The floor was, once again, some exotic onyx veined with a pale opalescence and a surface polished until it reflected like still water. Draeth’s penchant for minerals was no accident of taste. He had a thorough, almost intimate understanding of them, the kind born not of mere scholarship but of decades spent tracing the resonance of stone as though it were a living language. Which made it all the more requisite that he mask this interest as nothing more than shallow extravagance, a vanity project befitting his station. Otherwise, the Order would be hot on his tail.
Draeth was already seated on a chair with armrests carved from granite when they entered, as if he had been expecting them not merely this hour, but this very moment. In one hand, he cradled a porcelain cup, while the other hand rested with deliberate poise atop the chair’s stone arm, his long fingers curled as though sculpted there.
He might have just woken from a nap judging from the languid ease of his posture, but he looked immaculate, as though the act of rising from bed had already left him fully assembled. His black robes were free from crease; the silver-threaded trim sharp as blade-edges; his collar high and perfectly aligned. Not a fleck of dust clung anywhere. His hair, what little remained, was reduced to a thin ring about the back of his skull, but rather than diminish him it only drew attention to the austerity of his brow and the penetrating severity of his gaze. At seventy, Draeth had long since shed the illusion of youth, yet in his case the lack of it only magnified the sense of permanence.
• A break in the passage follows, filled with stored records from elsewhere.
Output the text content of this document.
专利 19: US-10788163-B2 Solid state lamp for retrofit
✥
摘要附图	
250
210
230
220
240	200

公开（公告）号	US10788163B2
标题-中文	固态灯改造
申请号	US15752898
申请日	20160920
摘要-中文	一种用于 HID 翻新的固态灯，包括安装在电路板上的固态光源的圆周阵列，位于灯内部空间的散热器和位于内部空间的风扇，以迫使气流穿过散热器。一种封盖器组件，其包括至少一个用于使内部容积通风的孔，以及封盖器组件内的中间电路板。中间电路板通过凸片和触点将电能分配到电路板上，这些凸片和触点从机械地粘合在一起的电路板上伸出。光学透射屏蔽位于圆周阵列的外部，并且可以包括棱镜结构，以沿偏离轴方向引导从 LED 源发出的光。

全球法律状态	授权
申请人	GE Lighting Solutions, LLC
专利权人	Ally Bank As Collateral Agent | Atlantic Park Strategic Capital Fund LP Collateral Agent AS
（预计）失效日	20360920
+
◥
Severa straightened at once as she stepped into the study, hands clasped before her. Her chin dipped in a respectful angle. “Headmaster. We meant no disruption.”
[You say his name is Draeth?]
Yes. Be respectful and don’t do your analysis on—
Murelien Draeth — Preliminary Analysis (Confidence: 47% — Obfuscation Detected)
Perceived Social Standing: High ~ Extremely High — 74–90%
Reliability Index: Low ~ High (Calculated, Opportunistic) — 32–68%
Approachability Score: Negligible ~ Low — 2–27%
Attitude Toward You: Ambiguous (Instrumental) — 22–67%
Obfuscation Layering: Extreme — 79–96% (Direct assessment impaired)
—him.
[You might need to up your social game if we wanna read this man fully, girl.]
Severa resisted the urge to sigh.
“Come in, Montreal. We need to proceed with your diagnosis this instant,” Draeth intoned. Each word of his sounded like the toll of a bell.
You didn't ask for an extremely detailed description of Draeth, but you got one anyway. Have fun with it.